Another difference in episodic and thematic coverage of campus assault is the focus on the perpetrator and the institution as opposed to the survivors. Episodic coverage often focuses on the trial and institutional proceedings following the assault itself. Institutional interests in avoiding publicity, defense accusations of victim-blaming, and other elements of a criminal trial inevitably emerge in those cases — which is unusual as most assaults are unreported or do not go to trial. Thematic coverage focuses on the sheer prevalence of campus assault, which no one supports, while giving less attention to individual institutions or to accusations that the victim was somehow responsible for the assault.

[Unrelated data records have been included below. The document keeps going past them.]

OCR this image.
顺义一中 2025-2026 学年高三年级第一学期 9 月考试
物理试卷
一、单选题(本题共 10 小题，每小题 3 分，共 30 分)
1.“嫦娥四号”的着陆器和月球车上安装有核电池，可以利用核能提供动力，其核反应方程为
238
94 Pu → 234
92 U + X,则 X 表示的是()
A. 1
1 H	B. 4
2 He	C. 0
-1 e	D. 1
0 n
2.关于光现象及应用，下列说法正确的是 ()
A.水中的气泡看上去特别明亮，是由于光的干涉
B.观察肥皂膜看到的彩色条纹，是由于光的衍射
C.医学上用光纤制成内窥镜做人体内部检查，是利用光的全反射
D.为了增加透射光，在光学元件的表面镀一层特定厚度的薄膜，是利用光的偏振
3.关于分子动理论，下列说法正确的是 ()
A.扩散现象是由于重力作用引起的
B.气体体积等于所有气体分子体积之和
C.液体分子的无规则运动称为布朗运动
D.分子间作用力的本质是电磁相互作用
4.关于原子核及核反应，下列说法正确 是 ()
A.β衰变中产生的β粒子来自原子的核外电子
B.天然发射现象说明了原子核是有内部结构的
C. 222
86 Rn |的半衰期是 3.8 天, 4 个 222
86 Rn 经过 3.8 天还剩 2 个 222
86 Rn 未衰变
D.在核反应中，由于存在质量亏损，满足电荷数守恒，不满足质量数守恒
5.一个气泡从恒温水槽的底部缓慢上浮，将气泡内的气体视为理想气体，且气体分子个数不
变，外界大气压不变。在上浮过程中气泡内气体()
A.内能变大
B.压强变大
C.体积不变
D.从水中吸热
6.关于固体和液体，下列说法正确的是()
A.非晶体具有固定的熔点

Thematic coverage also gives more attention to survivors than to the accused or perpetrators.

How changing frames can change opinions

These trends in news coverage of campus sexual assault may affect public opinion. Previous research has found, for example, that people exposed to “episodic” coverage of poverty were less likely to support government aid to the poor than people who saw “thematic” coverage focusing on cases of certain types of individual poor people.

Similarly, after the “innocence movement” succeeded in focusing news coverage on the trend in exonerations of individuals on death row, public support for the death penalty declined. In other words, once news coverage showed that exonerations constituted a pattern, not just a few isolated events, this raised concern about the fairness and justice in capital criminal cases.

We may see a similar shift if news coverage of sexual assault continues to focus on broader trends and not specific instances. Paradoxically, looking at the “boring” trends and patterns may help address the problem of campus sexual assault even more than the occasional focus on high-profile cases.

*Corrections: An earlier version of this post incorrectly stated that the Duke lacrosse players were acquitted at trial. In fact, charges were dropped before the case went to trial. Further, an earlier version misstated the result of seeing “episodic”  versus “thematic” coverage of poverty in a way that we have corrected.We regret the errors. 

Frank R. Baumgartner is the Richard J. Richardson Distinguished Professor of Political Science at UNC-Chapel Hill.

Sarah McAdon is a sophomore political science student at UNC-Chapel Hill.